Como todas las mañanas de este mundo, Disney se mira en el espejo, y el espejo le devuelve el rostro de 53 años; le devuelve las ojeras hasta los pómulos y las canas anunciándose desde las raíces del pelo. Al menos, remedia las ojeras con polvo facial; las canas deberán esperar. Con el tinte a 500 pesos no hay quién pueda.
—Pan calientico y suave, pregona el vendedor al doblar de la esquina y casi en la ventana del cuarto de la maestra Disney.
—Sí, sí; pan calientico para el bolsillo y del tamaño de un dedo, le murmura al espejo, antes de darse el último motazo sobre las ojeras.
Pero Disney amaneció hoy con el pie derecho. Quizás, sería más atinado decir que madrugó hoy… La corriente llegó a las cuatro de la mañana y, aunque tardó en irse menos de lo que dura la película del sábado, le dio tiempo para ablandar los frijoles en la olla reina y poner el arroz que acaba de venir a la bodega. Afortunadamente. Porque a 300 pesos la libra en el mercado informal no la compra un maestro ni con enésimas reformas salariales por medio.
En casa no solo Disney madrugó. Mucho antes de que los apagones desembarcaran en esta isla, su esposo Yoandry comenzó a dejar a un lado la computadora y asumir la mayor parte del lavado de la ropa. Al principio gastaba un paquete completo de detergente y mezclaba las sábanas y los pitusas. Y las blancas toallas extraviaron la blancura del coco. Al principio también Disney ponía el grito en el cielo.
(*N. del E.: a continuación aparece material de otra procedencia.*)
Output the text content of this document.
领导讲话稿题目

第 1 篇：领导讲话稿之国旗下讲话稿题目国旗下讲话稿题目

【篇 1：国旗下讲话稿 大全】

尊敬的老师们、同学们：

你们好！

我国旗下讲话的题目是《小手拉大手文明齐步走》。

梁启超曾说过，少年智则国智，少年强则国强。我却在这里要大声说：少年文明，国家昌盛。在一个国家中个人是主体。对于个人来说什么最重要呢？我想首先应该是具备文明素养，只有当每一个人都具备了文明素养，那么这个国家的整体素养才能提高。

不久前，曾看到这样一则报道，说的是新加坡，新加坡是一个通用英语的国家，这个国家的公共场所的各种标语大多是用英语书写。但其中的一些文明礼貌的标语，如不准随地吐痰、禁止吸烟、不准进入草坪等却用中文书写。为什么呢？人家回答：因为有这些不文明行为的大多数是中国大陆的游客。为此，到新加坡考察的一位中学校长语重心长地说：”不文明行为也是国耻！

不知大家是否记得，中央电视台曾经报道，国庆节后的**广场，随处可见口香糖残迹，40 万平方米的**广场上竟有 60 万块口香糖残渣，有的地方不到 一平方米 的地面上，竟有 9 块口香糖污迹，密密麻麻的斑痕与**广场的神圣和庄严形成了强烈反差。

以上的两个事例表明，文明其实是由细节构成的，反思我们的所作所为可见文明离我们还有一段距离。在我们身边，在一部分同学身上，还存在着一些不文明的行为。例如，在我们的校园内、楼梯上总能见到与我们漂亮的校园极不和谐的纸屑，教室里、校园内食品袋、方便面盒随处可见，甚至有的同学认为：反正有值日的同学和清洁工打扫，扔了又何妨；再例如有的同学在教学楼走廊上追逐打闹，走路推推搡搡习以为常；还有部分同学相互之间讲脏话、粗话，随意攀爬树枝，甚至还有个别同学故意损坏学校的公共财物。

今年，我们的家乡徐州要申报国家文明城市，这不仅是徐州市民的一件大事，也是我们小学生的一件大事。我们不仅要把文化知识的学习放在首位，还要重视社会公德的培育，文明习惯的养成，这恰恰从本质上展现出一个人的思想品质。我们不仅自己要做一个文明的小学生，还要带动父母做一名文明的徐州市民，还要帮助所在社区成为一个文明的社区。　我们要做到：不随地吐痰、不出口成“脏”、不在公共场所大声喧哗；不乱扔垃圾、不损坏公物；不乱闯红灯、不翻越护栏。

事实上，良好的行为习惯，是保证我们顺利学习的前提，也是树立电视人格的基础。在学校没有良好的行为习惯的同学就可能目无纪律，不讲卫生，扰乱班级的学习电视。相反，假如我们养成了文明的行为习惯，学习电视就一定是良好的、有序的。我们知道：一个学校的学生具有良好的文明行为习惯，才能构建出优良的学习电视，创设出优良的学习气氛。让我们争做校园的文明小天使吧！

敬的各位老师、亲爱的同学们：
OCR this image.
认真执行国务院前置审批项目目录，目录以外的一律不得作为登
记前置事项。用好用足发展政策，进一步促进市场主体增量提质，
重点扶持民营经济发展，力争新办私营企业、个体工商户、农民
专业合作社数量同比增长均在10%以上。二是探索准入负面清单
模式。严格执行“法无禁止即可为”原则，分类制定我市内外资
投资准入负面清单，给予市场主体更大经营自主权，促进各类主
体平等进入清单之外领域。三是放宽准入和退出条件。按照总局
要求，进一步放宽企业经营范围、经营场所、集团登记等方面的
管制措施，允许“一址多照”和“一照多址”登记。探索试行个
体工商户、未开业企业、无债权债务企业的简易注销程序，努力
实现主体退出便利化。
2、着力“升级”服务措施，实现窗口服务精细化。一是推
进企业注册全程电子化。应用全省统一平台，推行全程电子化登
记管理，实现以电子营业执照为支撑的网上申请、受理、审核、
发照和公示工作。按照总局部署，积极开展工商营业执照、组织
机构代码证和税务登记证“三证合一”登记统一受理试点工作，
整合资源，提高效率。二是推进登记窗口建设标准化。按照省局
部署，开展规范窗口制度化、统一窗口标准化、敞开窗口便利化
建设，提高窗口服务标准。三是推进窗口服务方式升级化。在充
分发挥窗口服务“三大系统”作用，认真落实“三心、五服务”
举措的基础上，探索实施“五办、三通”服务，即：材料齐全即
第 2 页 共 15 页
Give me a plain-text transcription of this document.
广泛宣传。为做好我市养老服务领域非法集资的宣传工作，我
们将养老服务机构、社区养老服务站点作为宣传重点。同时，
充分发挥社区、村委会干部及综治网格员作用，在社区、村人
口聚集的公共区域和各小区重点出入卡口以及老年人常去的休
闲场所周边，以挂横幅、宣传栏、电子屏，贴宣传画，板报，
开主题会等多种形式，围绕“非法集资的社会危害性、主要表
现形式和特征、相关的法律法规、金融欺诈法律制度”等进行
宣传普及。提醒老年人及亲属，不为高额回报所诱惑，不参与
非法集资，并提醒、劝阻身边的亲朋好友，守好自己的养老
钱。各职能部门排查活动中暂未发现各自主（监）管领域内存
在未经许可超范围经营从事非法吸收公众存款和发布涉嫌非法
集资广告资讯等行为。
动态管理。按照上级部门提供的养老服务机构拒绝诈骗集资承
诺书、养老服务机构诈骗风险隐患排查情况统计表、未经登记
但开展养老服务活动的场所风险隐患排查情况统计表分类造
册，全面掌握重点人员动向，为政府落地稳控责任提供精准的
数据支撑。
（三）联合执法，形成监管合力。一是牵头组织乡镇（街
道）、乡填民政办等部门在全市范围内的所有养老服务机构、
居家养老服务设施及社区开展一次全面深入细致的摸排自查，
Maestra al fin, encontró la forma…
—Hoy él lava mejor que yo.
La voz pícara y cristalina contagia y le sacude la conciencia a este periodista, quien desde hace rato no enjuaga ni un par de medias, y de Pascua a San Juan friega un plato.
—Disney, ¿y los hijos?
—Tenemos una: ella estudia Medicina y se pasa el día de la universidad al hospital. Con que salga bien es suficiente; coopera bastante aquí en la casa, sobre todo, los fines de semana.
Con su primer esposo, Disney tuvo a Michel; en 2016 quien fuera su pareja arribó ilegalmente a Estados Unidos, después de vencer un itinerario, cuajado de extorsiones, asaltos, coyotes, y policías corruptos; travesía que incluyó, al hilo, Ecuador, Colombia, Panamá, Costa Rica, Nicaragua, Honduras, Guatemala, México… A inicios de 2024, Michel llegó a Tampa mediante el parole, solicitado a su favor por su padre.
—Dicen que a los hijos hay que dejarlos volar.
Ahora, la tristeza se posa en la voz de Disney. A ella le preocupa que en uno de los operativos contra los migrantes, que van a la cuenta de Donald Trump, los agentes federales cacen a Michel, como si fuera un delincuente en el apartamento, en un mercado o en el taller de mecánica donde trabaja. La madre teme por la reacción del hijo.
—Si sale corriendo, y si le disparan…
Los apagones son nada ante el sobresalto que, por tal razón, vive hoy Disney. Poco le importa a esta espirituana que se le haya acabado el gas licuado y que el saco de carbón rebase ya los 1 000 pesos. Poco le importa a esta mujer que las ojeras le lleguen hasta los pómulos.
Mañana, el espejo le devolverá a Disney su rostro de 53 años. Presumida como es, tras el polvo y el lápiz de cejas, esconderá sus angustias cotidianas, las cuales —asegura— no lleva al aula.
—Con que algunos de mis alumnos no tengan pan para merendar es suficiente.
Pero, Disney me sugiere no hablar de esas dolencias del alma. Y si un día no lo hará, será hoy. Al salir de la casa —de prisa, como siempre, para coger la guagua de la ruta 7— sus ojos se llenaron de flores; allí, en el pequeño jardín, que le sembró Michel, vio que un ramillete de azucenas estaba a punto de reventar, de colmarse de blanco.